In June 2014, 200,000 stock options were granted
outside the 2010 Plan to the Senior Vice President of Global Regulatory Affairs and Quality Assurance. The options have an exercise
price of $1.41, which is the fair market value on the date of grant, and vest 25% at the end of the first year and vest quarterly
thereafter over the following three years.
In September 2014, 200,000 stock options were
granted outside the 2010 Plan to the Senior Vice President of Operations as an inducement grant material to hiring a new employee
in this position. The options have an exercise price of $1.86, which was the fair market value on the date of grant, and vest 25%
at the end of the first year and vest quarterly thereafter over the following three years.
In December 2014, 200,000 stock options were granted outside the 2010 Plan to the Vice President of European
Commercial Operations as an inducement grant material to hiring a new employee in this position. The options have an exercise price
of $0.96 per share, which was the fair market value on the date of grant, and vest 25% at the end of the first year and vest quarterly
thereafter over the following three years.
During the 2015 annual meeting, options to purchase 475,000 shares of stock (275,000 Dr. Quay and 200,000
Mr. Guse), exercisable at $1.88 per share, which was the fair market value on the date of grant, were granted to senior officers
under the 2010 Plan. The options granted vest quarterly over four years.

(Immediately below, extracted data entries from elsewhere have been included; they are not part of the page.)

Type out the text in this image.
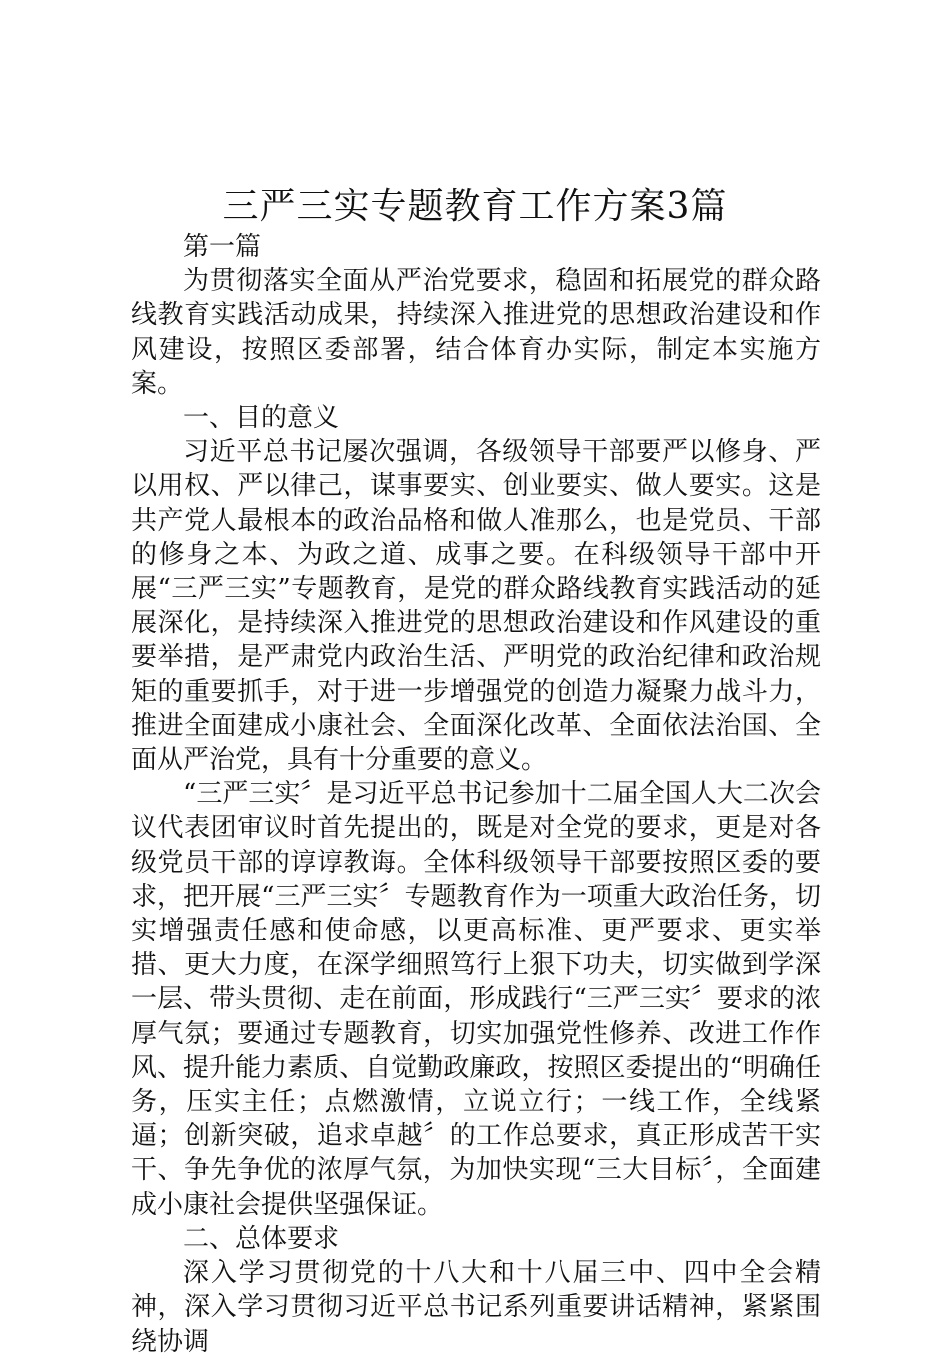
三严三实专题教育工作方案3篇

第一篇

为贯彻落实全面从严治党要求，稳固和拓展党的群众路线教育实践活动成果，持续深入推进党的思想政治建设和作风建设，按照区委部署，结合体育办实际，制定本实施方案。

一、目的意义

习近平总书记屡次强调，各级领导干部要严以修身、严以用权、严以律己，谋事要实、创业要实、做人要实。这是共产党人最根本的政治品格和做人准那么，也是党员、干部的修身之本、为政之道、成事之要。在科级领导干部中开展“三严三实”专题教育，是党的群众路线教育实践活动的延展深化，是持续深入推进党的思想政治建设和作风建设的重要举措，是严肃党内政治生活、严明党的政治纪律和政治规矩的重要抓手，对于进一步增强党的创造力凝聚力战斗力，推进全面建成小康社会、全面深化改革、全面依法治国、全面从严治党，具有十分重要的意义。

“三严三实〞是习近平总书记参加十二届全国人大二次会议代表团审议时首先提出的，既是对全党的要求，更是对各级党员干部的谆谆教诲。全体科级领导干部要按照区委的要求，把开展“三严三实〞专题教育作为一项重大政治任务，切实增强责任感和使命感，以更高标准、更严要求、更实举措、更大力度，在深学细照笃行上狠下功夫，切实做到学深一层、带头贯彻、走在前面，形成践行“三严三实〞要求的浓厚气氛；要通过专题教育，切实加强党性修养、改进工作作风、提升能力素质、自觉勤政廉政，按照区委提出的“明确任务，压实主任；点燃激情，立说立行；一线工作，全线紧逼；创新突破，追求卓越〞的工作总要求，真正形成苦干实干、争先争优的浓厚气氛，为加快实现“三大目标〞，全面建成小康社会提供坚强保证。

二、总体要求

深入学习贯彻党的十八大和十八届三中、四中全会精神，深入学习贯彻习近平总书记系列重要讲话精神，紧紧围绕协调
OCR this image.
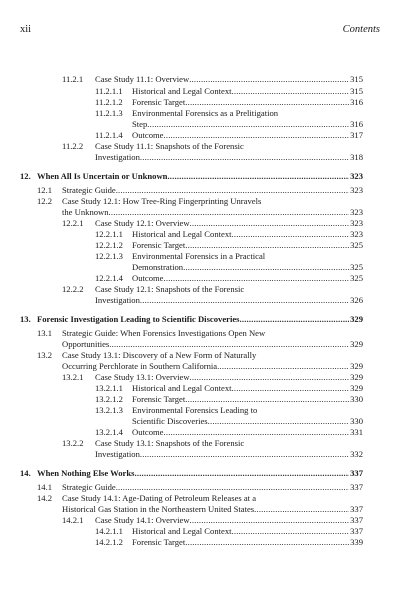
xii	Contents
11.2.1 Case Study 11.1: Overview .....	315
11.2.1.1 Historical and Legal Context .....	315
11.2.1.2 Forensic Target .....	316
11.2.1.3 Environmental Forensics as a Prelitigation
Step .....	316
11.2.1.4 Outcome .....	317
11.2.2 Case Study 11.1: Snapshots of the Forensic
Investigation .....	318
12. When All Is Uncertain or Unknown .....	323
12.1 Strategic Guide .....	323
12.2 Case Study 12.1: How Tree-Ring Fingerprinting Unravels
the Unknown .....	323
12.2.1 Case Study 12.1: Overview .....	323
12.2.1.1 Historical and Legal Context .....	323
12.2.1.2 Forensic Target .....	325
12.2.1.3 Environmental Forensics in a Practical
Demonstration .....	325
12.2.1.4 Outcome .....	325
12.2.2 Case Study 12.1: Snapshots of the Forensic
Investigation .....	326
13. Forensic Investigation Leading to Scientific Discoveries .....	329
13.1 Strategic Guide: When Forensics Investigations Open New
Opportunities .....	329
13.2 Case Study 13.1: Discovery of a New Form of Naturally
Occurring Perchlorate in Southern California .....	329
13.2.1 Case Study 13.1: Overview .....	329
13.2.1.1 Historical and Legal Context .....	329
13.2.1.2 Forensic Target .....	330
13.2.1.3 Environmental Forensics Leading to
Scientific Discoveries .....	330
13.2.1.4 Outcome .....	331
13.2.2 Case Study 13.1: Snapshots of the Forensic
Investigation .....	332
14. When Nothing Else Works .....	337
14.1 Strategic Guide .....	337
14.2 Case Study 14.1: Age-Dating of Petroleum Releases at a
Historical Gas Station in the Northeastern United States .....	337
14.2.1 Case Study 14.1: Overview .....	337
14.2.1.1 Historical and Legal Context .....	337
14.2.1.2 Forensic Target .....	339
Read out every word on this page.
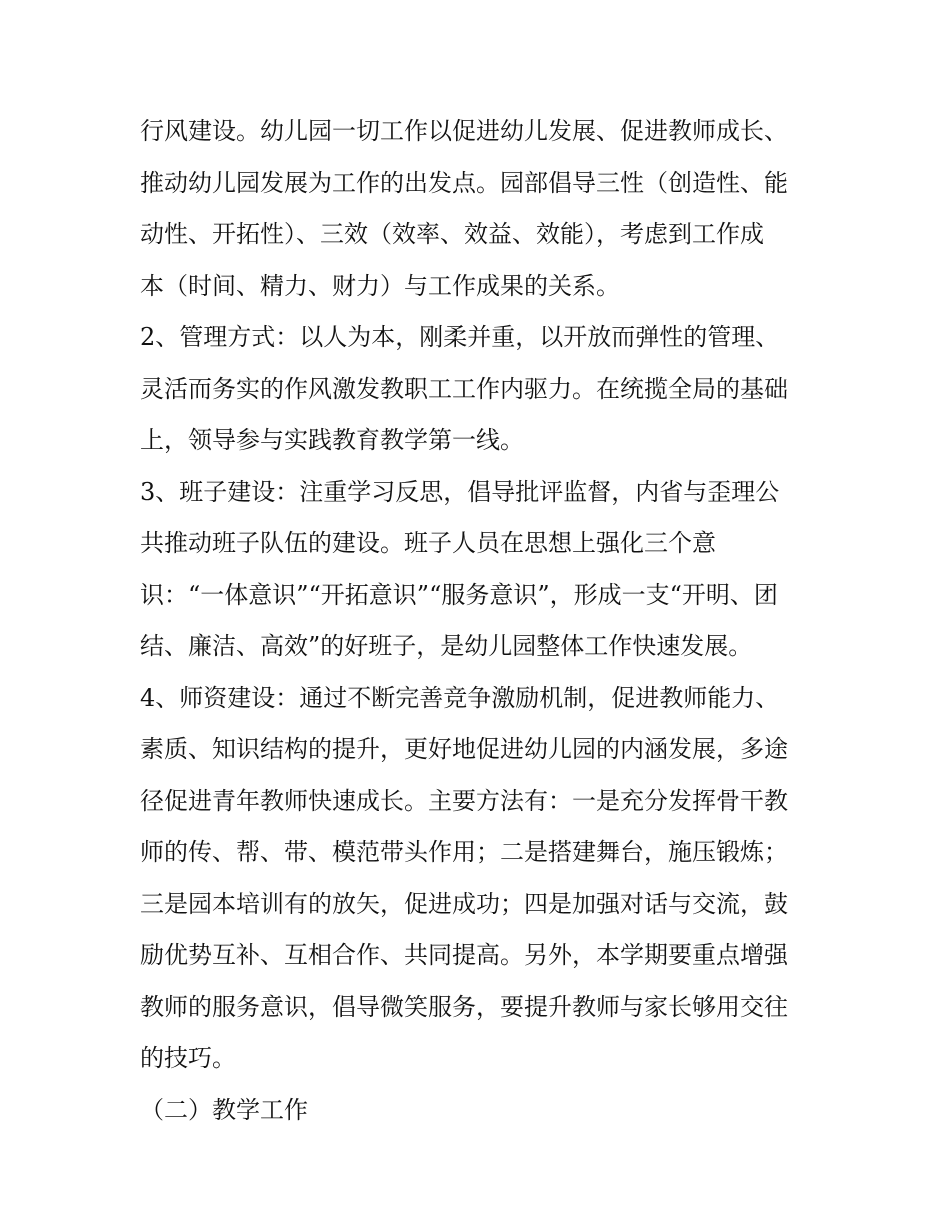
行风建设。幼儿园一切工作以促进幼儿发展、促进教师成长、
推动幼儿园发展为工作的出发点。园部倡导三性（创造性、能
动性、开拓性）、三效（效率、效益、效能），考虑到工作成
本（时间、精力、财力）与工作成果的关系。
2、管理方式：以人为本，刚柔并重，以开放而弹性的管理、
灵活而务实的作风激发教职工工作内驱力。在统揽全局的基础
上，领导参与实践教育教学第一线。
3、班子建设：注重学习反思，倡导批评监督，内省与歪理公
共推动班子队伍的建设。班子人员在思想上强化三个意
识：“一体意识”“开拓意识”“服务意识”，形成一支“开明、团
结、廉洁、高效”的好班子，是幼儿园整体工作快速发展。
4、师资建设：通过不断完善竞争激励机制，促进教师能力、
素质、知识结构的提升，更好地促进幼儿园的内涵发展，多途
径促进青年教师快速成长。主要方法有：一是充分发挥骨干教
师的传、帮、带、模范带头作用；二是搭建舞台，施压锻炼；
三是园本培训有的放矢，促进成功；四是加强对话与交流，鼓
励优势互补、互相合作、共同提高。另外，本学期要重点增强
教师的服务意识，倡导微笑服务，要提升教师与家长够用交往
的技巧。
（二）教学工作
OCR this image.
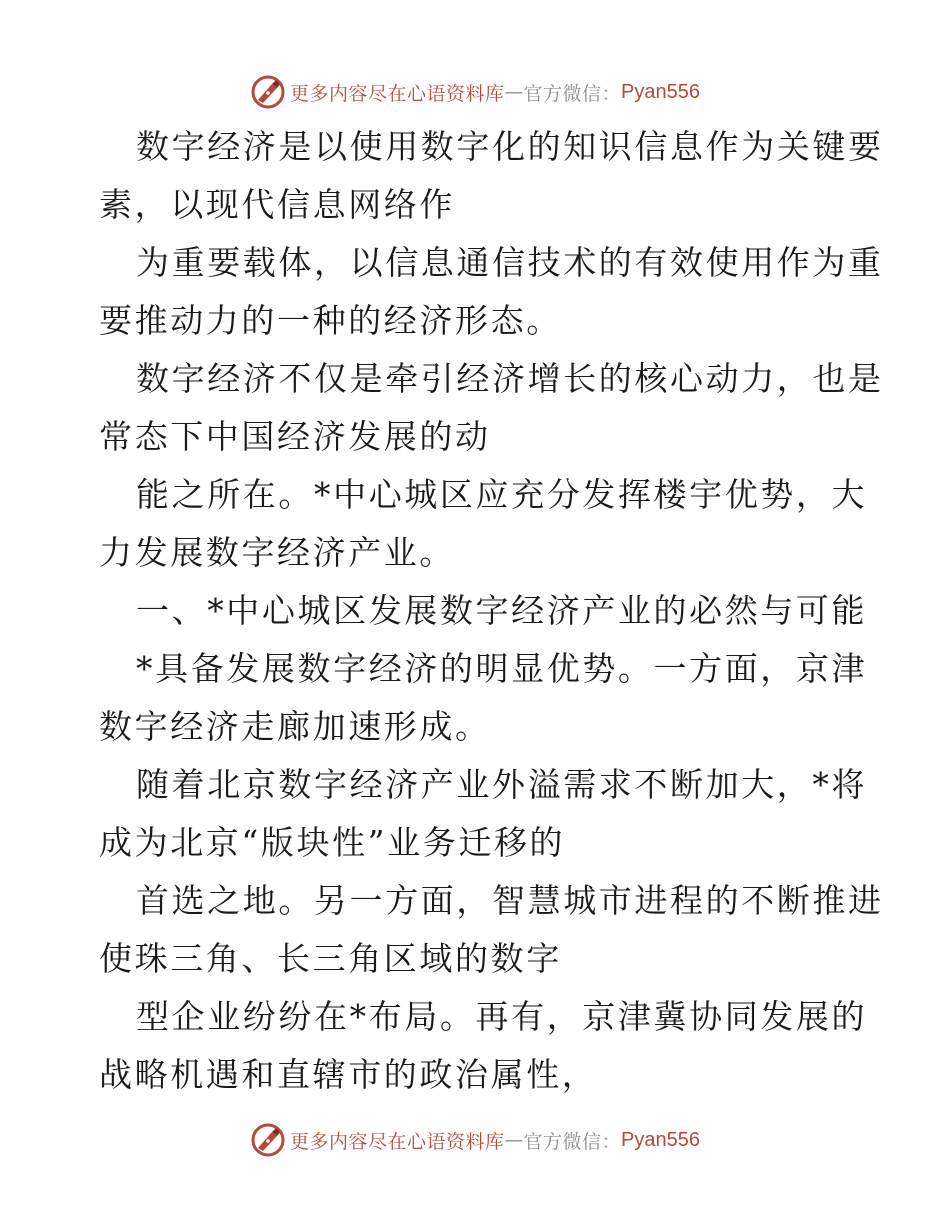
更多内容尽在心语资料库 — 官方微信： Pyan556
数字经济是以使用数字化的知识信息作为关键要
素，以现代信息网络作
为重要载体，以信息通信技术的有效使用作为重
要推动力的一种的经济形态。
数字经济不仅是牵引经济增长的核心动力，也是
常态下中国经济发展的动
能之所在。*中心城区应充分发挥楼宇优势，大
力发展数字经济产业。
一、*中心城区发展数字经济产业的必然与可能
*具备发展数字经济的明显优势。一方面，京津
数字经济走廊加速形成。
随着北京数字经济产业外溢需求不断加大，*将
成为北京“版块性”业务迁移的
首选之地。另一方面，智慧城市进程的不断推进
使珠三角、长三角区域的数字
型企业纷纷在*布局。再有，京津冀协同发展的
战略机遇和直辖市的政治属性，
更多内容尽在心语资料库 — 官方微信： Pyan556
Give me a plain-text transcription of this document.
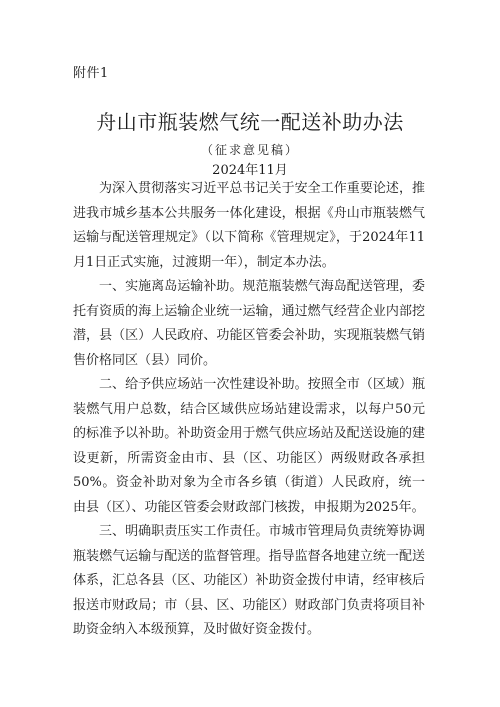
附件1
舟山市瓶装燃气统一配送补助办法
（征求意见稿）
2024年11月

为深入贯彻落实习近平总书记关于安全工作重要论述，推进我市城乡基本公共服务一体化建设，根据《舟山市瓶装燃气运输与配送管理规定》（以下简称《管理规定》，于2024年11月1日正式实施，过渡期一年），制定本办法。

一、实施离岛运输补助。规范瓶装燃气海岛配送管理，委托有资质的海上运输企业统一运输，通过燃气经营企业内部挖潜，县（区）人民政府、功能区管委会补助，实现瓶装燃气销售价格同区（县）同价。

二、给予供应场站一次性建设补助。按照全市（区域）瓶装燃气用户总数，结合区域供应场站建设需求，以每户50元的标准予以补助。补助资金用于燃气供应场站及配送设施的建设更新，所需资金由市、县（区、功能区）两级财政各承担50%。资金补助对象为全市各乡镇（街道）人民政府，统一由县（区）、功能区管委会财政部门核拨，申报期为2025年。

三、明确职责压实工作责任。市城市管理局负责统筹协调瓶装燃气运输与配送的监督管理。指导监督各地建立统一配送体系，汇总各县（区、功能区）补助资金拨付申请，经审核后报送市财政局；市（县、区、功能区）财政部门负责将项目补助资金纳入本级预算，及时做好资金拨付。
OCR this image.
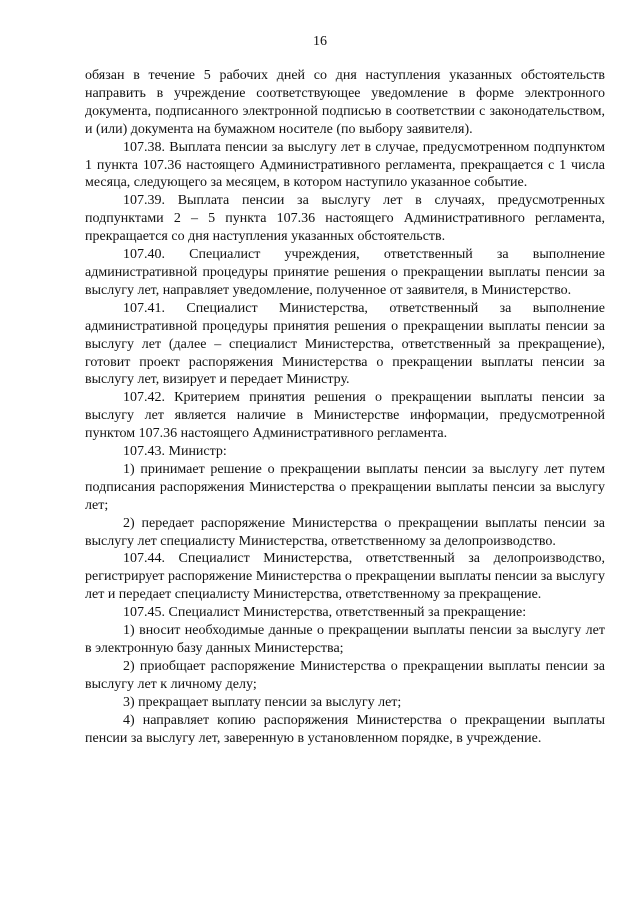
16

обязан в течение 5 рабочих дней со дня наступления указанных обстоятельств направить в учреждение соответствующее уведомление в форме электронного документа, подписанного электронной подписью в соответствии с законодательством, и (или) документа на бумажном носителе (по выбору заявителя).

107.38. Выплата пенсии за выслугу лет в случае, предусмотренном подпунктом 1 пункта 107.36 настоящего Административного регламента, прекращается с 1 числа месяца, следующего за месяцем, в котором наступило указанное событие.

107.39. Выплата пенсии за выслугу лет в случаях, предусмотренных подпунктами 2 – 5 пункта 107.36 настоящего Административного регламента, прекращается со дня наступления указанных обстоятельств.

107.40. Специалист учреждения, ответственный за выполнение административной процедуры принятие решения о прекращении выплаты пенсии за выслугу лет, направляет уведомление, полученное от заявителя, в Министерство.

107.41. Специалист Министерства, ответственный за выполнение административной процедуры принятия решения о прекращении выплаты пенсии за выслугу лет (далее – специалист Министерства, ответственный за прекращение), готовит проект распоряжения Министерства о прекращении выплаты пенсии за выслугу лет, визирует и передает Министру.

107.42. Критерием принятия решения о прекращении выплаты пенсии за выслугу лет является наличие в Министерстве информации, предусмотренной пунктом 107.36 настоящего Административного регламента.

107.43. Министр:

1) принимает решение о прекращении выплаты пенсии за выслугу лет путем подписания распоряжения Министерства о прекращении выплаты пенсии за выслугу лет;

2) передает распоряжение Министерства о прекращении выплаты пенсии за выслугу лет специалисту Министерства, ответственному за делопроизводство.

107.44. Специалист Министерства, ответственный за делопроизводство, регистрирует распоряжение Министерства о прекращении выплаты пенсии за выслугу лет и передает специалисту Министерства, ответственному за прекращение.

107.45. Специалист Министерства, ответственный за прекращение:

1) вносит необходимые данные о прекращении выплаты пенсии за выслугу лет в электронную базу данных Министерства;

2) приобщает распоряжение Министерства о прекращении выплаты пенсии за выслугу лет к личному делу;

3) прекращает выплату пенсии за выслугу лет;

4) направляет копию распоряжения Министерства о прекращении выплаты пенсии за выслугу лет, заверенную в установленном порядке, в учреждение.
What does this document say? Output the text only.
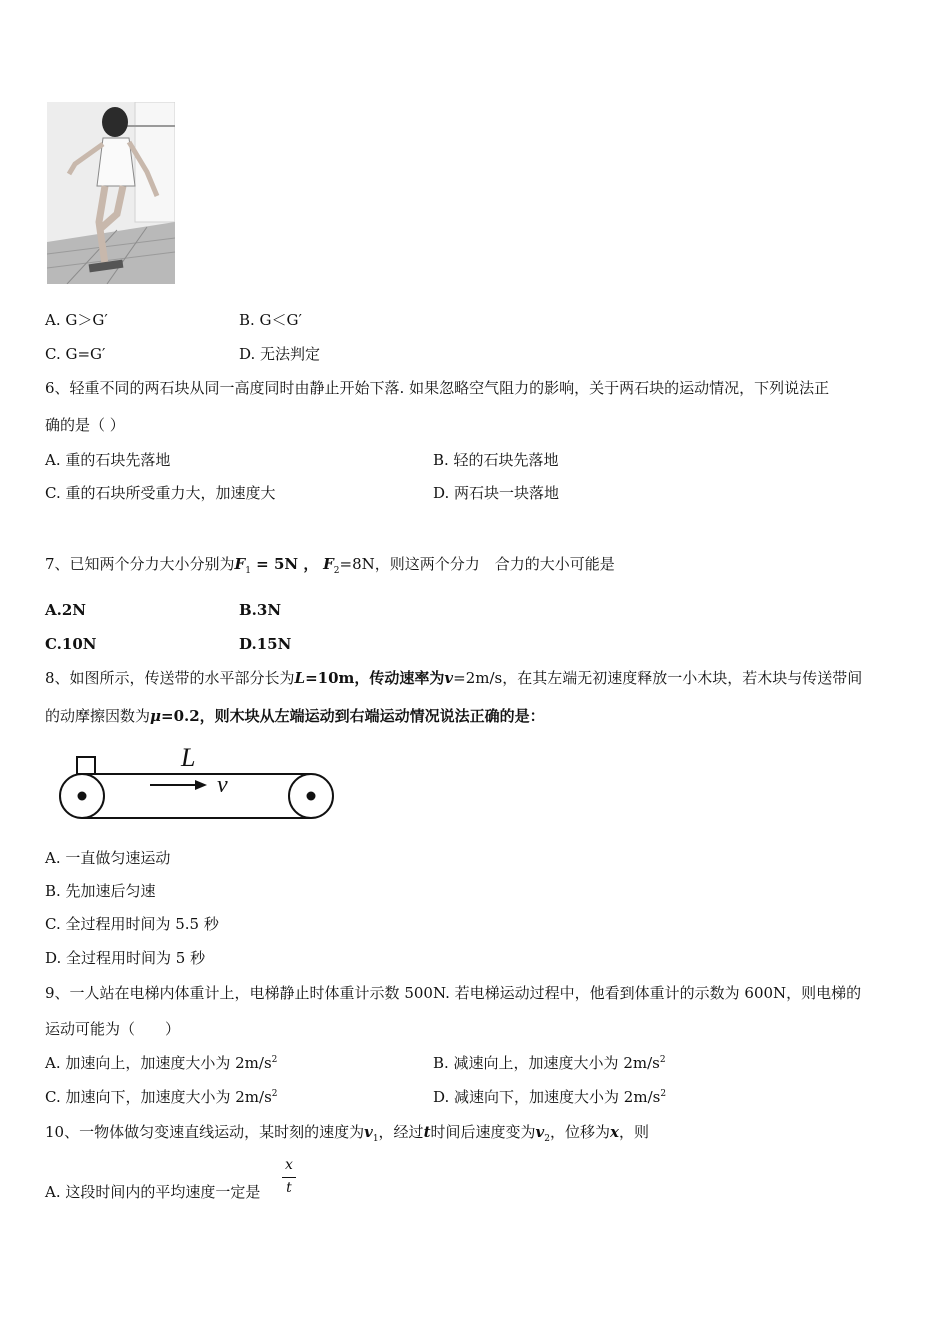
A. G＞G′	B. G＜G′
C. G=G′	D. 无法判定
6、轻重不同的两石块从同一高度同时由静止开始下落. 如果忽略空气阻力的影响，关于两石块的运动情况，下列说法正
确的是（ ）
A. 重的石块先落地	B. 轻的石块先落地
C. 重的石块所受重力大，加速度大	D. 两石块一块落地
7、已知两个分力大小分别为$F_1 = 5N$ ， $F_2=8N$，则这两个分力　合力的大小可能是
A.2N	B.3N
C.10N	D.15N
8、如图所示，传送带的水平部分长为L=10m，传动速率为v=2m/s，在其左端无初速度释放一小木块，若木块与传送带间
的动摩擦因数为μ=0.2，则木块从左端运动到右端运动情况说法正确的是：
L
v
A. 一直做匀速运动
B. 先加速后匀速
C. 全过程用时间为 5.5 秒
D. 全过程用时间为 5 秒
9、一人站在电梯内体重计上，电梯静止时体重计示数 500N. 若电梯运动过程中，他看到体重计的示数为 600N，则电梯的
运动可能为（　　）
A. 加速向上，加速度大小为 $2m/s^2$	B. 减速向上，加速度大小为 $2m/s^2$
C. 加速向下，加速度大小为 $2m/s^2$	D. 减速向下，加速度大小为 $2m/s^2$
10、一物体做匀变速直线运动，某时刻的速度为$v_1$，经过t时间后速度变为$v_2$，位移为x，则
A. 这段时间内的平均速度一定是
x
t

In May 2015, 200,000 stock options were granted
outside the 2010 Plan to the Vice President of Sales and Marketing. The options have an exercise price of $1.44, which is the fair
market value on the date of grant, and vest 25% at the end of the first year and vest quarterly thereafter over the following three
years.
In May 2015, 100,000 stock options were granted
outside the 2010 Plan to the Senior Director of Medical Affairs. The options have an exercise price of $1.49, which is the fair
market value on the date of grant, and vest 25% at the end of the first year and vest quarterly thereafter over the following three
years.
In October 2015, 200,000 stock options were
granted outside the 2010 Plan to the Senior Vice President of Global Regulatory Affairs and Quality Assurance. The options have
an exercise price of $0.79, which is the fair market value on the date of grant, and vest 25% at the end of the first year and
vest quarterly thereafter over the following three years.
In September, 2015, in connection with Mr.
Youmans’ promotion to the Chief Operating Officer, Mr. Youmans was awarded an option to purchase a total of 50,000 shares
of our common stock, pursuant to our 2010 Stock Option and Incentive Plan, as amended, with an exercise price of $0.76 per share
which was the
fair market value on the date of grant.
The option will vest quarterly over a four-year period and will expire one year after Mr. Youmans departure on February 2017.
NOTE 16: SUBSEQUENT EVENTS
All subsequent events requiring recognition
as of December 31, 2015 have been incorporated into these consolidated financial statements and there are no subsequent events
that require disclosure in accordance with FASB ASC Topic 855, “Subsequent Events”, except as follows:
Subsequent to January 1, 2016, and through
March 30, 2016 the Company has sold a total of 6,086,207 shares of Common Stock to Aspire Capital Fund LLC under the stock purchase
agreement dated November 11, 2015 with aggregate gross proceeds to the Company of $2,153,583. As a result, no shares remain available
for sale to Aspire under this agreement.